Ela está materializada no BPC (Benefício de Prestação Continuada), destinado às pessoas idosas não vinculadas ao trabalho e portadores de necessidades especiais.

Utilizado para planejar a Assistência Social, o Cadastro Único (CAD-Único) é subutilizado pela Prefeitura de São Paulo e hoje está ameaçado de extinção pelo governo federal. Mas, na construção da Rede de Proteção Social, o PL reforça esse instrumento.

Apesar da ameaça do governo Bolsonaro de não renovar o auxílio emergencial na pandemia, o SUAS não prescinde de implantar o Programa Renda Mínima. Essa é a forma de consolidar uma política efetiva de Estado e não somente de Governo.

No projeto de lei, destaca-se a proposta defendida pelo senador Suplicy há décadas com a Renda Básica de Cidadania.

Trata-se de um programa que vai além da transferência de renda, pois é uma política pública com alcance universal e irrestrita.

5% DO ORÇAMENTO

O projeto de lei também estabelece medidas para que a Assistência Social, direito do cidadão e dever do Estado, seja efetivada por um conjunto integrado de ações da iniciativa pública e da sociedade, garantindo o atendimento das necessidades básicas.

O enfrentamento à pobreza deve ser realizado de forma integrada pelas políticas setoriais da assistência social, saúde, educação, direitos humanos, segurança alimentar, saneamento, habitação, trabalho e renda, lazer, esporte e cultura, dentre outras.

O projeto é amplo e se respalda nas experiências de militantes da Assistência Social, mas alguns pontos merecem destaques.

É a garantia de número considerável de equipamentos de proteção social básica, média e alta complexidade para atender pessoas em situação de vulnerabilidade social, de risco pessoal e por violação de direitos.

Essa ampliação fortalecerá os serviços voltados para as crianças, adolescentes, jovens, adultos, idosos, mulheres, negros, população em situação de rua e LGBTQI+.

A participação popular e o controle social fazem parte da estratégia de gestão colegiada.

Ela se dará pelos fóruns populares, bem como pelos conselhos gestores, especialmente o COMAS (Conselho Municipal de Assistência e Desenvolvimento Social) e o Fundo Municipal de Assistência Social (FMAS).

Mas a efetivação do SUAS não avançará sem recursos.

Para isso, o PL indica pelo menos 5% do orçamento geral do município para fazer frente à política de assistência social.

Agora, o mandato planeja reuniões, audiências públicas, seminários para debater com a cidade e colher sugestões.
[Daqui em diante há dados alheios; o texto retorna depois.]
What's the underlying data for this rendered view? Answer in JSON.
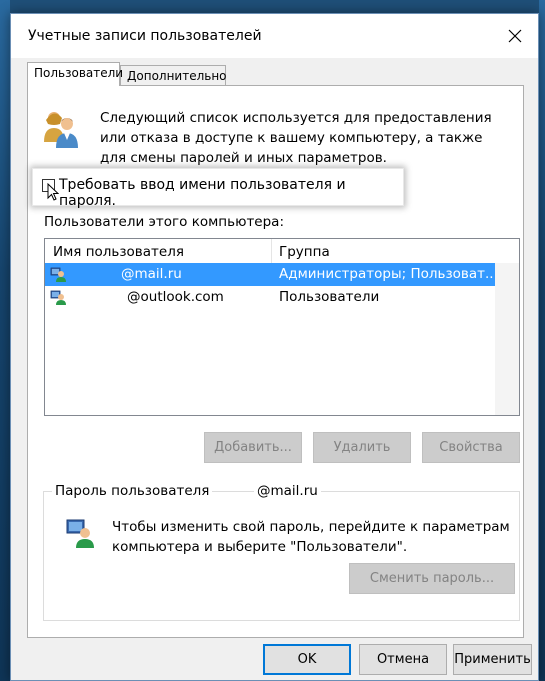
{
  "window": {
    "title": "Учетные записи пользователей"
  },
  "tabs": [
    {
      "label": "Пользователи",
      "active": true
    },
    {
      "label": "Дополнительно",
      "active": false
    }
  ],
  "intro_text": "Следующий список используется для предоставления или отказа в доступе к вашему компьютеру, а также для смены паролей и иных параметров.",
  "checkbox": {
    "label": "Требовать ввод имени пользователя и пароля.",
    "checked": false
  },
  "users_list": {
    "label": "Пользователи этого компьютера:",
    "columns": [
      "Имя пользователя",
      "Группа"
    ],
    "rows": [
      {
        "name": "@mail.ru",
        "group": "Администраторы; Пользоват...",
        "selected": true
      },
      {
        "name": "@outlook.com",
        "group": "Пользователи",
        "selected": false
      }
    ]
  },
  "list_buttons": {
    "add": "Добавить...",
    "remove": "Удалить",
    "properties": "Свойства"
  },
  "password_group": {
    "legend": "Пароль пользователя",
    "user": "@mail.ru",
    "text": "Чтобы изменить свой пароль, перейдите к параметрам компьютера и выберите \"Пользователи\".",
    "change_button": "Сменить пароль..."
  },
  "footer": {
    "ok": "OK",
    "cancel": "Отмена",
    "apply": "Применить"
  },
  "colors": {
    "selection": "#3399ff",
    "default_button_border": "#0078d7"
  }
}
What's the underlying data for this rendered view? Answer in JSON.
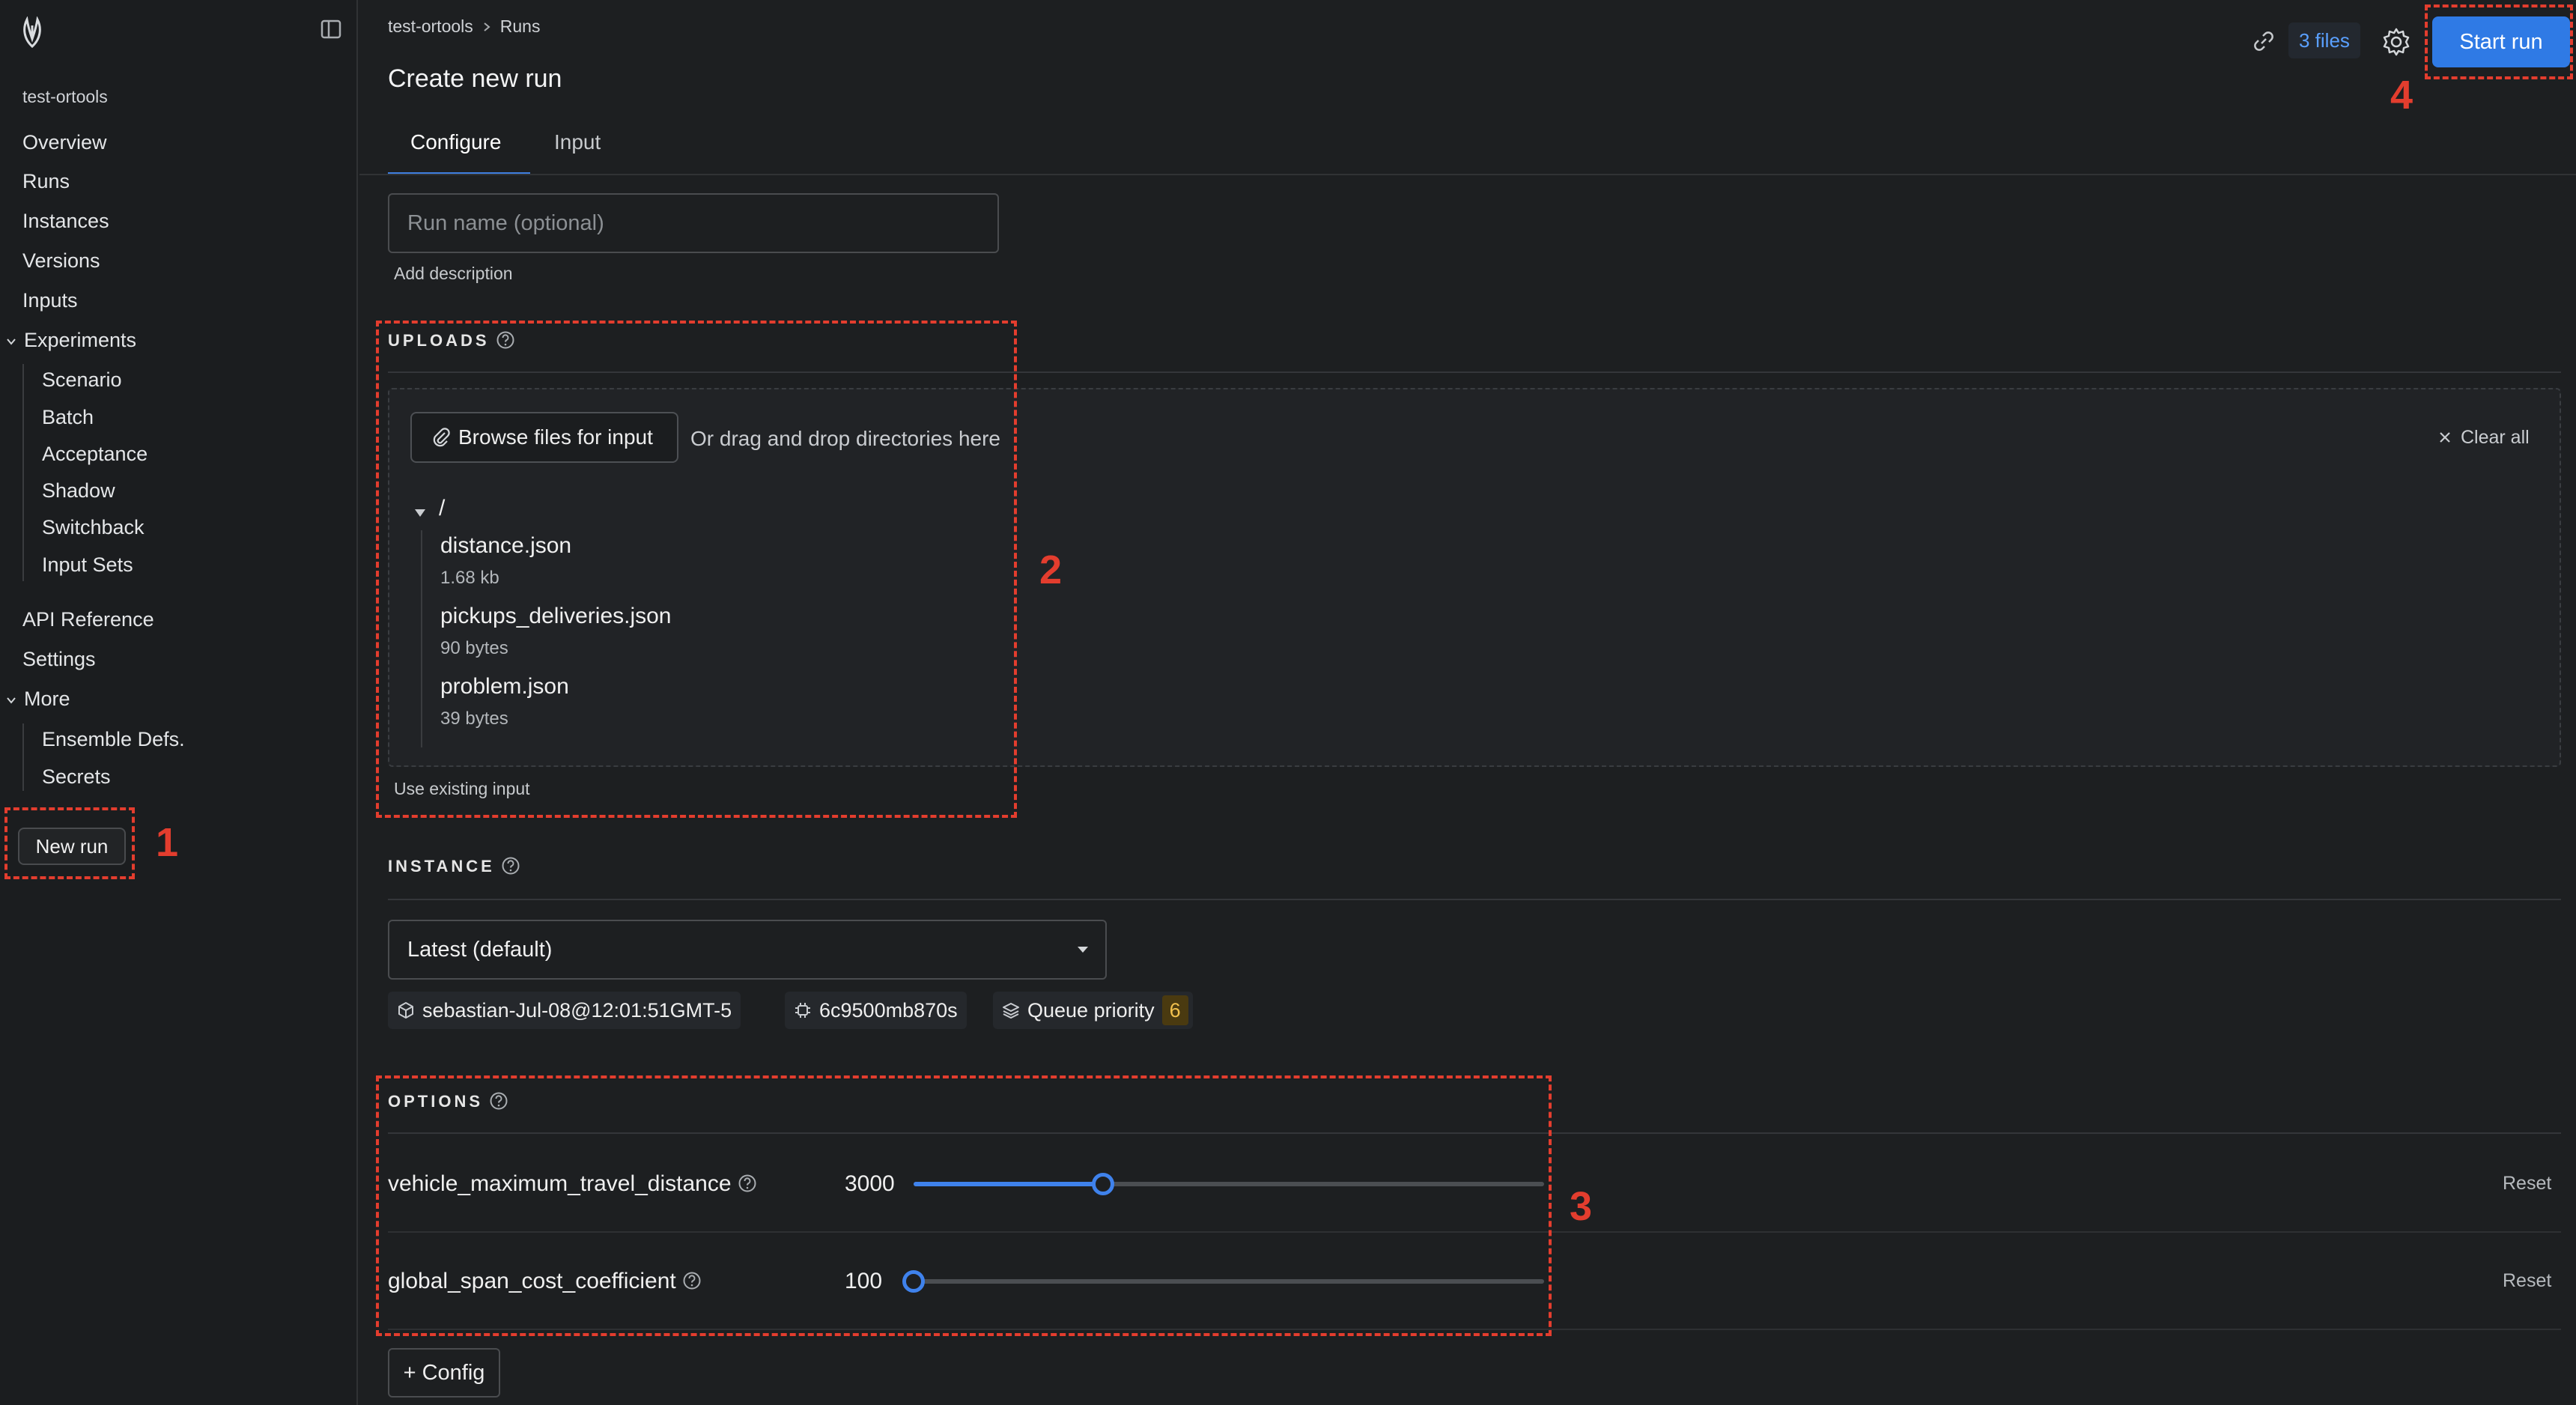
{
  "sidebar": {
    "project": "test-ortools",
    "items": {
      "overview": "Overview",
      "runs": "Runs",
      "instances": "Instances",
      "versions": "Versions",
      "inputs": "Inputs",
      "experiments": "Experiments",
      "scenario": "Scenario",
      "batch": "Batch",
      "acceptance": "Acceptance",
      "shadow": "Shadow",
      "switchback": "Switchback",
      "input_sets": "Input Sets",
      "api_reference": "API Reference",
      "settings": "Settings",
      "more": "More",
      "ensemble_defs": "Ensemble Defs.",
      "secrets": "Secrets"
    },
    "new_run": "New run"
  },
  "header": {
    "breadcrumb": [
      "test-ortools",
      "Runs"
    ],
    "title": "Create new run",
    "files_badge": "3 files",
    "start_run": "Start run"
  },
  "tabs": [
    "Configure",
    "Input"
  ],
  "form": {
    "run_name_placeholder": "Run name (optional)",
    "add_description": "Add description"
  },
  "uploads": {
    "label": "UPLOADS",
    "browse": "Browse files for input",
    "drag_text": "Or drag and drop directories here",
    "clear_all": "Clear all",
    "root": "/",
    "files": [
      {
        "name": "distance.json",
        "size": "1.68 kb"
      },
      {
        "name": "pickups_deliveries.json",
        "size": "90 bytes"
      },
      {
        "name": "problem.json",
        "size": "39 bytes"
      }
    ],
    "use_existing": "Use existing input"
  },
  "instance": {
    "label": "INSTANCE",
    "selected": "Latest (default)",
    "version_tag": "sebastian-Jul-08@12:01:51GMT-5",
    "machine_tag": "6c9500mb870s",
    "queue_label": "Queue priority",
    "queue_value": "6"
  },
  "options": {
    "label": "OPTIONS",
    "items": [
      {
        "name": "vehicle_maximum_travel_distance",
        "value": "3000",
        "fraction": 0.3,
        "reset": "Reset"
      },
      {
        "name": "global_span_cost_coefficient",
        "value": "100",
        "fraction": 0.0,
        "reset": "Reset"
      }
    ],
    "add_config": "+ Config"
  },
  "annotations": [
    "1",
    "2",
    "3",
    "4"
  ],
  "colors": {
    "accent": "#2f7ae5",
    "annotation": "#e33d2e",
    "background": "#1d1f21"
  }
}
Lá na frente, as alterações podem ser adicionadas em substitutivo.

Esse projeto pretende se tornar marco na resistência contra o desmonte das políticas públicas e na busca de uma Política de Estado e não uma Política de Governo.

E que seja uma estrutura com organização permanente, sem mudanças e interrupções que comprometam essa importante política para aqueles que mais precisam. E que são milhares de pessoas na cidade e no País.

* Juliana Cardoso é vereadora (PT), vice-presidente da Comissão de Saúde da Câmara Municipal de São Paulo.